This supplementary information is collated from multiple sources and compiled automatically.

Glucose oxidase also known as GOX is an enzyme that catalyzes the oxidation of beta-D-glucose to glucono delta-lactone releasing hydrogen peroxide as a by-product. This enzyme with a molecular weight of approximately 160 kDa is commonly found in fungi like Aspergillus and Penicillium species. Glucose oxidase is predominantly expressed in the extracellular space of these organisms facilitating its role in glucose metabolism and defense mechanisms. It plays an important role in various biochemical assays including the 'glucose oxidase assay' 'glucose oxidase test' and 'glucose oxidase kit' often used for glucose quantification in diverse samples.
Biological function summary

Glucose oxidase is significant in both metabolic pathways and environmental defense. The enzyme acts as a part of a larger enzymatic reaction complex that includes peroxidase which together help in the glucose oxidase reaction to maintain cellular redox balance.
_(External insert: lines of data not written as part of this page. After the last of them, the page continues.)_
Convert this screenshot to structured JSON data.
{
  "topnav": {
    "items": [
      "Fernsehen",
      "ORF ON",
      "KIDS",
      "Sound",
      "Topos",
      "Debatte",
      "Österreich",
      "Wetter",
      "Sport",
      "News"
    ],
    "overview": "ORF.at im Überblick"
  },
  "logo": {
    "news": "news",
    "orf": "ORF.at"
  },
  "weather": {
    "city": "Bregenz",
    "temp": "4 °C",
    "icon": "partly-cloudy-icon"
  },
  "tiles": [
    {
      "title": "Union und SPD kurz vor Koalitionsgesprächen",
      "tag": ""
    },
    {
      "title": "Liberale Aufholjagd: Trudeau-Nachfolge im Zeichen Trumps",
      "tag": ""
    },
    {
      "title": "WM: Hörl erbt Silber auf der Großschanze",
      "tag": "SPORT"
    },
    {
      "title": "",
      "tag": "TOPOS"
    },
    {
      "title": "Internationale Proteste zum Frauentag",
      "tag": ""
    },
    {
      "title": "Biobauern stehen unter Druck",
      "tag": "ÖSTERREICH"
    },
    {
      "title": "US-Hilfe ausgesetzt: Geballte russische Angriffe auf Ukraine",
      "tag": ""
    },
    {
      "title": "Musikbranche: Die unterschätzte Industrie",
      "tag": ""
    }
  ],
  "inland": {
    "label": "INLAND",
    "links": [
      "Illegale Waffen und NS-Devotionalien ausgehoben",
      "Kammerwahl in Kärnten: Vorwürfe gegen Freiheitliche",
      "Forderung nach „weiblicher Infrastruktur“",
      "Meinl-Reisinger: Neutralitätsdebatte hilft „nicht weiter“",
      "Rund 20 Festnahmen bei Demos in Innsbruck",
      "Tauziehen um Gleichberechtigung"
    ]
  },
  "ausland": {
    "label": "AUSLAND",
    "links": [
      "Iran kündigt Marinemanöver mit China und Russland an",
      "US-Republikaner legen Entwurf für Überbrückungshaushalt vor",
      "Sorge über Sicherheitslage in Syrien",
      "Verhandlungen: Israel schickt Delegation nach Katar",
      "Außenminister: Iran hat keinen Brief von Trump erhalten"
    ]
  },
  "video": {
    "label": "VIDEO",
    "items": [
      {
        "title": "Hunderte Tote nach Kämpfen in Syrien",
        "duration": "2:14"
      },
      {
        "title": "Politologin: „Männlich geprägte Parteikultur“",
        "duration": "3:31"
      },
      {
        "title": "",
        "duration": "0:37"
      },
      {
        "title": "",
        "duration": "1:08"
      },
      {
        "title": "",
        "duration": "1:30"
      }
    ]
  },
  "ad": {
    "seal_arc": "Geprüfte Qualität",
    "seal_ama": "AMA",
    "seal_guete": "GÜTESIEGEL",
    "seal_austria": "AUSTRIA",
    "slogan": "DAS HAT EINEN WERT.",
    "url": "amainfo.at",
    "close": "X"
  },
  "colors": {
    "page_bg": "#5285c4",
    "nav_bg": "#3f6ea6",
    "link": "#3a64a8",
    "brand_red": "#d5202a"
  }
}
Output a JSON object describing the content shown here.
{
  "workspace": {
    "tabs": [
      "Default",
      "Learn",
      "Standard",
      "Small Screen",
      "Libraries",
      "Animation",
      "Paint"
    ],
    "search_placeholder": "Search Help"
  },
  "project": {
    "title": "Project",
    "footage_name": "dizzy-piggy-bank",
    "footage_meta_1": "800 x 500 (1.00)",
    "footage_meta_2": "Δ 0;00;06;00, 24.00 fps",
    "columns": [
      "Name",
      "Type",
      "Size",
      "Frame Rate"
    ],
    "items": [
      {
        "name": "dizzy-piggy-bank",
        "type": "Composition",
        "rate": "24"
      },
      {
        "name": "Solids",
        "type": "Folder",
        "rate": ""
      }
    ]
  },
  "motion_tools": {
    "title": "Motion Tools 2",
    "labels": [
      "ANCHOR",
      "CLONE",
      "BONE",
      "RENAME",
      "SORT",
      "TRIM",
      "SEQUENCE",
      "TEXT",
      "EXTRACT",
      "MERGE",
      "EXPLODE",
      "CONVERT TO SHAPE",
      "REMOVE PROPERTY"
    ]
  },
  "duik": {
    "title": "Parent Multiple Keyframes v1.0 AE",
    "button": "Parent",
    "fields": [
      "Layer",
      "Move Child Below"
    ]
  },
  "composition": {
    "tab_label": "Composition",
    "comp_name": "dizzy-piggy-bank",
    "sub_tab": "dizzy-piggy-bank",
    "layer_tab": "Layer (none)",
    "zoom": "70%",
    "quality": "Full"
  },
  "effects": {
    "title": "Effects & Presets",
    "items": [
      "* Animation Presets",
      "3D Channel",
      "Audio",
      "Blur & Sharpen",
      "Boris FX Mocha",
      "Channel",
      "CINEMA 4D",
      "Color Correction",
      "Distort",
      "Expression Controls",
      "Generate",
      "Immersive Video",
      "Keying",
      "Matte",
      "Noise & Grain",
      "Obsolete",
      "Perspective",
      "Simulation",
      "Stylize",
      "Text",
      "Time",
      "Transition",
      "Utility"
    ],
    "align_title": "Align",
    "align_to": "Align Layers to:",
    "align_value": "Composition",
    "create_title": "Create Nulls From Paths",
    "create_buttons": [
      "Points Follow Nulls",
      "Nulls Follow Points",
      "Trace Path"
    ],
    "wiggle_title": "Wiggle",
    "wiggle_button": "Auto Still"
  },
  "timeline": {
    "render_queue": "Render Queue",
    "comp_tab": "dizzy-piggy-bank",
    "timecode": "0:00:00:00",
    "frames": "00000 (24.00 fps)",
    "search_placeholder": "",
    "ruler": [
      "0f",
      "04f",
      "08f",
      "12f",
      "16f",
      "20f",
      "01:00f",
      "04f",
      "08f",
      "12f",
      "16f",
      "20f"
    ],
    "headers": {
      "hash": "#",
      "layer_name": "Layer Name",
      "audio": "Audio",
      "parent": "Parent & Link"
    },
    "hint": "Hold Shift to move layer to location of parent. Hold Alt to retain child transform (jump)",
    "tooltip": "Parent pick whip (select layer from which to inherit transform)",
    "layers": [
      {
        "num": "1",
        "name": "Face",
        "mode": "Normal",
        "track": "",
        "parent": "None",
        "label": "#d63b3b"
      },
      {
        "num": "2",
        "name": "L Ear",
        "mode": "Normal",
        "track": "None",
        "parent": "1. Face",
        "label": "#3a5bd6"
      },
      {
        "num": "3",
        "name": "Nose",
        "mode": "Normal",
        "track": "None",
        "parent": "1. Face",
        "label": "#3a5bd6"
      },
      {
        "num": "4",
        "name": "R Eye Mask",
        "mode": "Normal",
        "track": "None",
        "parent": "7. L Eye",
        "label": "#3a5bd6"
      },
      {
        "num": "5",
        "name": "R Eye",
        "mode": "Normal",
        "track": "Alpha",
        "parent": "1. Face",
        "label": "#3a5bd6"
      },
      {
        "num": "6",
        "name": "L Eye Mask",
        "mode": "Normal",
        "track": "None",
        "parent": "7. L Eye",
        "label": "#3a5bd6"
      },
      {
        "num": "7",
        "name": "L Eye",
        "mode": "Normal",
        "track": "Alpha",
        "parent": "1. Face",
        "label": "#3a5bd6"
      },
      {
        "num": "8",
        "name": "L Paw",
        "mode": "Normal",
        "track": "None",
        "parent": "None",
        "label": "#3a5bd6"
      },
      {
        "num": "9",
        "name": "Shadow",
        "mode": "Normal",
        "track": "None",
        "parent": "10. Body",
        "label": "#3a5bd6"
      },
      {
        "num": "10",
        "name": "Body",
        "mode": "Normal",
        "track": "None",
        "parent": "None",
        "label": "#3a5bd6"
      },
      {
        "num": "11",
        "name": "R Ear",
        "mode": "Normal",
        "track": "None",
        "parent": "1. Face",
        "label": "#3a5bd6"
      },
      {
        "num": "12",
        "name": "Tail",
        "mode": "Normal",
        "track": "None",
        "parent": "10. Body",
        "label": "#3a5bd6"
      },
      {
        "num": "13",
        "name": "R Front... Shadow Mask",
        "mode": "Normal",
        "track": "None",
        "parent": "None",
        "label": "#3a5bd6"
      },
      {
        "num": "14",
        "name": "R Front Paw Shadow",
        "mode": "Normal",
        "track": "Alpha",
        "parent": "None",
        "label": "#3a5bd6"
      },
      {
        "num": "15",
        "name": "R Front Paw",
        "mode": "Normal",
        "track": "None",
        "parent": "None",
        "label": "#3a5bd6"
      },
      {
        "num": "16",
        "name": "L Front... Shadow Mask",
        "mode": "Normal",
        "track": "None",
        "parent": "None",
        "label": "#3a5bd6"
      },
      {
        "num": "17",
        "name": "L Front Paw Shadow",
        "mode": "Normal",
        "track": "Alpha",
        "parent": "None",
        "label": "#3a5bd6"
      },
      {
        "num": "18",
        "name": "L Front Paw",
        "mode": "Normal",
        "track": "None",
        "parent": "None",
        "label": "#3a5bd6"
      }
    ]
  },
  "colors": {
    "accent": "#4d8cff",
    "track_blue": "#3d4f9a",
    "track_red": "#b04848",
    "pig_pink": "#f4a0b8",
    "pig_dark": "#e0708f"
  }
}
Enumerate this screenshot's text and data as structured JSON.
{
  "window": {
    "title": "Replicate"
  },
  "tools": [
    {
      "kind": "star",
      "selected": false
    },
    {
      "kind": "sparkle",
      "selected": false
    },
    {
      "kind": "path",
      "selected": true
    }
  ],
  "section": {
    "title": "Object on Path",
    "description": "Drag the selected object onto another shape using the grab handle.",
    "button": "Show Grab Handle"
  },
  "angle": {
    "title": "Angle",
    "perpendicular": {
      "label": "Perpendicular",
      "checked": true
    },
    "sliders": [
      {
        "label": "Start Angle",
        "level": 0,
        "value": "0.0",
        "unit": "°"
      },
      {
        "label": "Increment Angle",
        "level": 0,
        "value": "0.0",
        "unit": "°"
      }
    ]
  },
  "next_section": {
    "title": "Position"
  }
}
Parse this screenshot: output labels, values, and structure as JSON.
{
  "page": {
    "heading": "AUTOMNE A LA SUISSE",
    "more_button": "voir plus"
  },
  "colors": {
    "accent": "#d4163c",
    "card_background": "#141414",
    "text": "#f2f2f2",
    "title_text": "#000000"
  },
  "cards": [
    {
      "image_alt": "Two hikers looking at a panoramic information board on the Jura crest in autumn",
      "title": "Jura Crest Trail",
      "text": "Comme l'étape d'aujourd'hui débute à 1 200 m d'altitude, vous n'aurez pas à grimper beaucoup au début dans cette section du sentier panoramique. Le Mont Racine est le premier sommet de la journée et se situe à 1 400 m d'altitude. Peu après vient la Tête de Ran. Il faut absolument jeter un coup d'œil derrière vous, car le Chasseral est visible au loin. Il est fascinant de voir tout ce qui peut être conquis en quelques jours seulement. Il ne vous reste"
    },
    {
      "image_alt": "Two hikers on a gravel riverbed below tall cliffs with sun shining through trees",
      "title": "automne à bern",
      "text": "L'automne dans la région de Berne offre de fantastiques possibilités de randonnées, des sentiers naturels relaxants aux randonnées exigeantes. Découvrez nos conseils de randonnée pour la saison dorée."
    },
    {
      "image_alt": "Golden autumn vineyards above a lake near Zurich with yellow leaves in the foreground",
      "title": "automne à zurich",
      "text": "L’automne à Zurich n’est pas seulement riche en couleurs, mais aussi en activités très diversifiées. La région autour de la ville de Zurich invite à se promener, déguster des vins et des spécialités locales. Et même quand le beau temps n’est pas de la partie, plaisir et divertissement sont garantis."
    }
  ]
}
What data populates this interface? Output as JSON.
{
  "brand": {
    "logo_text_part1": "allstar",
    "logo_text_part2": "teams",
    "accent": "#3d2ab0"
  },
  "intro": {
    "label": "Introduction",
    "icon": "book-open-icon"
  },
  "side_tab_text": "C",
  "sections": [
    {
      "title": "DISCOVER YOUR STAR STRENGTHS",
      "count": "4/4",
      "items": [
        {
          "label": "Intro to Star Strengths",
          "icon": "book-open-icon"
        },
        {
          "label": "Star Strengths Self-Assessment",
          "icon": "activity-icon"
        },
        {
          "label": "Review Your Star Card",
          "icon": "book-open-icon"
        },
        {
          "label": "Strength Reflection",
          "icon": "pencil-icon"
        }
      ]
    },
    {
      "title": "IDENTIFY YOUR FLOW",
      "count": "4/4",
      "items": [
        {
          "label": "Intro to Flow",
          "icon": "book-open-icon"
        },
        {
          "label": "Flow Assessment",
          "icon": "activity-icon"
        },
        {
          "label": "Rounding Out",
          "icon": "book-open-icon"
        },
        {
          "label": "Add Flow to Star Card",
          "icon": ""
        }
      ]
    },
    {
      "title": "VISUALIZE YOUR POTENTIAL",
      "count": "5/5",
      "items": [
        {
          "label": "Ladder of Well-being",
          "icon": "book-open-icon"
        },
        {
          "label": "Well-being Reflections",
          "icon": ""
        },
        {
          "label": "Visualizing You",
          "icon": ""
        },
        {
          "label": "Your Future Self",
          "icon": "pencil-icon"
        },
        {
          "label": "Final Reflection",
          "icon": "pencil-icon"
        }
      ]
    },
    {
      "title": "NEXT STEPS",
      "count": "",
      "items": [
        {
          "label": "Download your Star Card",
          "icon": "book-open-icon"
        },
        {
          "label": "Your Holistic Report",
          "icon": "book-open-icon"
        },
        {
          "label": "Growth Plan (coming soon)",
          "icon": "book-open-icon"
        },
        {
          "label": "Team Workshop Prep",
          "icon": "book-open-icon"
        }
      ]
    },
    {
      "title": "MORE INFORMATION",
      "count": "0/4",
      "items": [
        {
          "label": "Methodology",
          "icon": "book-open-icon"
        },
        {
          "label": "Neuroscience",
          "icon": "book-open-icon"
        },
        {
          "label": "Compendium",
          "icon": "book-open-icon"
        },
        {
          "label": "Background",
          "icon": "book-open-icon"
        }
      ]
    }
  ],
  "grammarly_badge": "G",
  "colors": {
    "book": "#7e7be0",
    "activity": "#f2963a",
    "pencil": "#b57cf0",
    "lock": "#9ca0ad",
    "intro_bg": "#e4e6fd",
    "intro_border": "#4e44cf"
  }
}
Additionally the production of hydrogen peroxide by glucose oxidase serves as a chemical defense mechanism against microbial infections. This property is harnessed in technical applications making glucose oxidase a valuable tool in biotechnology for both its metabolic impacts and antimicrobial properties.

Pathways

Glucose oxidase is an important enzyme in the carbohydrate metabolism and oxidative stress response pathways. It acts by converting glucose into glucono delta-lactone which can then enter further metabolic processes. The enzyme interacts closely with other proteins particularly those involved in oxidative phosphorylation such as catalase which neutralizes the hydrogen peroxide generated during the glucose oxidase reaction. These interactions help modulate cellular energy production and maintain oxidative homeostasis highlighting its role within broader metabolic networks.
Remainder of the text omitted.